The Molucca Sea Plate was originally part of the Philippine plate when the Australian Plate was much further south during the mid Miocene, 13 million years ago. The Sangihe trench was active at this time, subducting oceanic lithosphere of the Molucca Sea to the west (Hinschberger et al, 2005). The Sangihe subduction is believed to date back to the Oligocene and is much older than the Halmahera in the west. The subduction zones are dated by the depth of the downgoing slabs with is much less at the Halmahera subduction zone. There are conflicting ideas on the date that double subduction began and the Molucca Sea became isolated from the Philippine Sea Plate. In a plate kinematic model by Hinschberger et al, 2005, subduction at the Halmahera trench begin only 3.5 Ma, whereas Baker and Malaihollo (1996) dated volcanic rock from the Halmahera Ridge as old as 11 Ma.

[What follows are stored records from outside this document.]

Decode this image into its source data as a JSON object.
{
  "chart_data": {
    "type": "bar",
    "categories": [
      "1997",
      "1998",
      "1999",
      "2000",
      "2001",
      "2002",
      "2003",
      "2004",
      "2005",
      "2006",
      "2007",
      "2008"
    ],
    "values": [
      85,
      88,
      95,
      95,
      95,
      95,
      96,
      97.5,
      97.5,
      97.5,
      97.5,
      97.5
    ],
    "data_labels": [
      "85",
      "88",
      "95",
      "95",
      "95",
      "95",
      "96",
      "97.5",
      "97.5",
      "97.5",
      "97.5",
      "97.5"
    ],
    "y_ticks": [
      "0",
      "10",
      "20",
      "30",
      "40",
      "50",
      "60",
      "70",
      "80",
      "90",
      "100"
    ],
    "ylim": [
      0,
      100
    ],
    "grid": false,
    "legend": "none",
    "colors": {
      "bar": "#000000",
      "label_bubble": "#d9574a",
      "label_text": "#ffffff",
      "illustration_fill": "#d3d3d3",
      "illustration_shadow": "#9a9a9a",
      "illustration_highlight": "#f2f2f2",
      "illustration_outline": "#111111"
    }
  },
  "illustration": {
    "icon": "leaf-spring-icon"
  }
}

Hinschberger et al (2005) propose that the Halmahera trench did not exist until much later and followed a massive rearrangement of the tectonic plates in the middle of the Pliocene. Subduction at the Halmahera trench formed 3.5 Ma to accommodate part of the convergence between that Philippine Sea Plate and the East Asian Plate. The Molucca Basin was isolated and double subduction began and the Sangihe subduction remained dominant. Some discrepancy may be caused by errors in the radiometric dating of the rocks and the kinematic model may not be a full representation of the past, which is very difficult to calculate. The ages are significantly different and it is uncertain which is more correct. However, Hinschberger et al (2005) is the most recent of the two and should be the most up to date.

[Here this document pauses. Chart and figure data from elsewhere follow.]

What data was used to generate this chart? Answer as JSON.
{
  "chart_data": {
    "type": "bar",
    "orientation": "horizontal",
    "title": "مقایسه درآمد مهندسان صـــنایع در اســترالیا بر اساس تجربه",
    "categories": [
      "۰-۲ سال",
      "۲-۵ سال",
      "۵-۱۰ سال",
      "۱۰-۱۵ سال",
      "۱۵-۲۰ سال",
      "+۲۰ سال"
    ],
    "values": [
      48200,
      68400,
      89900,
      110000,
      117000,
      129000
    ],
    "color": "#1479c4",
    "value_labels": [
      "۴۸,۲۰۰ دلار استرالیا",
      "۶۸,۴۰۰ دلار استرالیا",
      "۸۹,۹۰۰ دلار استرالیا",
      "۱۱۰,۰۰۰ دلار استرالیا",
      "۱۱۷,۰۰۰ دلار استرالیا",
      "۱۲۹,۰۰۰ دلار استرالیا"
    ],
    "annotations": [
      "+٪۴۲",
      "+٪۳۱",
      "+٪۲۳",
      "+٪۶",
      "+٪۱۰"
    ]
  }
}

The cross-section in figure 4 illustrates the deformation caused by the collision of the arcs. The backarc of the Halmahera arc has been thrusted up over it and the Sangihe forarc is currently overthrusting the Halmahera arc. Volcanic activity along the Halmahera arc has ceased north of Morotai Island due to this overriding and volcanism continues further north along the opposite Sangihe arc. The thickness of the collision complex has been significantly increased by the overthrusting of one arc on top of the other. The collision of the Sangihe and Halmahera has produced a 'melange wedge' of deformed sediment over the two trenches (Widiwijayanti et al, 2004). Seismic reflection profiles confirm that there is 15 km of low-velocity material beneath the Molucca Sea associated with the varying sediments in the wedge. Central Ridge runs north to south between the two arcs. The islands that make up the ridge are blocks that have 'popped up' from the collision complex and been exposed to the surface. They consist of periodite, gabbros, metamorphic rocks and sediment which is typical of the collision zone. The positive density anomaly around the islands is strong evidence that these blocks were uplifted (Widiwijayanti et al, 2004). The arc-arc collision is at different stages along the Molucca Sea. Cross-section (A) through Talaud Island shows that the volcanic arc and forearc has almost been entirely overridden by the Sangihe forearc along this latitude. Snellius ridge is regarded as the backarc region of the Halmahera ridge and consists of a layer of carbonates on top of ophiolites and arc sediments (Hall, 2000).
The Sangihe arc has almost overridden the entire Halmahera arc north of Morotai island and is being thrusted up on to the flanks of the active Halmahera forearc in the south of the Molucca Sea. The active volcanic Halmahera arc was the zone of weakness during the collision indicative of a high quartz content at depth. Quartz has a low activation energy to overcome and achieve plastic deformation (flow). The overthrusting has greatly thickened the accretionary sediment and the convergence has thrusted up blocks from the collision complex. The islands of Central Ridge were formed by this uplifting of periodite, gabbros, metamorphic rocks and sediment from the collision complex or 'melange wedge.' The Sangihe Arc will continue to override the Halmahera arc and in 5 Ma and eventually the Molucca Sea will also disappear leaving little evidence that it was the unique site of double subduction.